Nel suo libro, presentato a Palazzo San Francesco, il chirurgo Antonio Carosella racconta la storia degli artigiani senza eredi

AGNONE. Un tuffo nel passato in quella che è stata la storia di un paese, Agnone, che a cavallo tra ‘800 e ‘900 è stata la capitale  della lavorazione e commercializzazione del rame nel centro sud Italia. E’ il lavoro messo nero su bianco da Antonio Carosella, chirurgo traumatologo a Firenze e figlio dell’ultimo forgiatore della ramiera ad acqua di Agnone, nonché nipote di calderaio per discendenza materna. Si chiama “Sinfonia di martelli. L’antico mestiere del calderaio artigiano senza eredi” il volume di oltre cento pagine presentato in una gremitissima sala consiliare di Palazzo San Francesco. “Si tratta di pagine che riportano un’attenta e vasta ricerca storica, ambientale, sociale, economica – scrive la giornalista Gioconda Marinelli – è l’esame minuzioso di ogni tecnica e processo di lavorazione del rame, originali e attinenze letterarie, la descrizione di un mestiere tramandato di padre in figlio, così intriso di profumi, suoni, colori, un’alchimia magica e un incanto, che non possono appartenere solo alla memoria”. Storie di abili artigiani (il catasto onciario del 1753, evidenzia che in Agnone vi erano 188 ramai, inferiori per numero soo ai contadini) che con il sudore della fronte, sacrificio ed estrosità hanno reso famosa la cittadina al confine tra Molise e Abruzzo.
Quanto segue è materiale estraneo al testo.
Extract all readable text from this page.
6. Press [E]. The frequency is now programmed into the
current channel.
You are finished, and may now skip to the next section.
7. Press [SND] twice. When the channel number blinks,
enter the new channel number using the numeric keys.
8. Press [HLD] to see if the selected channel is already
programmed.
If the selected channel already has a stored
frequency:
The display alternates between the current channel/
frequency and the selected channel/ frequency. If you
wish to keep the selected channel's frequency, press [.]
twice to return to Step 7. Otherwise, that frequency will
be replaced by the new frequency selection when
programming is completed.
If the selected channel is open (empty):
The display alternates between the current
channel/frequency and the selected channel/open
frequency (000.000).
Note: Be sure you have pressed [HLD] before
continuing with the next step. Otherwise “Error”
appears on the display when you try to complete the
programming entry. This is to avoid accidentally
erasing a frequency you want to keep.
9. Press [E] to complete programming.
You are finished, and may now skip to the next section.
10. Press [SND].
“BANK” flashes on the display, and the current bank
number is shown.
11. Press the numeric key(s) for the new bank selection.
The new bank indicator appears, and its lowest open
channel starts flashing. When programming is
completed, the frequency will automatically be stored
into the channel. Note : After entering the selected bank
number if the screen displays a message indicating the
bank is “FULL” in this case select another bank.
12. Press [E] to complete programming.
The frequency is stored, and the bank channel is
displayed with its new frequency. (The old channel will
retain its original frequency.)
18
Non a caso esisteva il detto “se non è d’Agnone il calderaio e mezzo calderaio”. “Ho cercato di raccontare l’universo rame ad Agnone e di un fenomeno che l’ha resa celebre. Ho provato a descrivere ciò che è successo nei secoli e di quello che accadeva in diretta, negli anni ’50 e ’60. Piacevole è stato codificare un momento storico dettato da questa materia tanto duttile quanto complessa da plasmare con l’intento di salvaguardare un mestiere e un’arte che hanno inciso in maniera indelebile nella storia economica del mio paese, nonché nell’identità storico- culturale dei suoi abitanti. Questa è la vera ed unica differenza che renderà sempre speciale il rame di Agnone, non per scelta ma per definizione. Non dimenticarlo e non farlo dimenticare è la vera, unica, improba sfida” ha poi aggiunto Carosella che inoltre ha fatto un’attenta analisi sulla decadenza della lavorazione del rame soppiantato da alluminio, acciaio inossidabile e materie plastiche.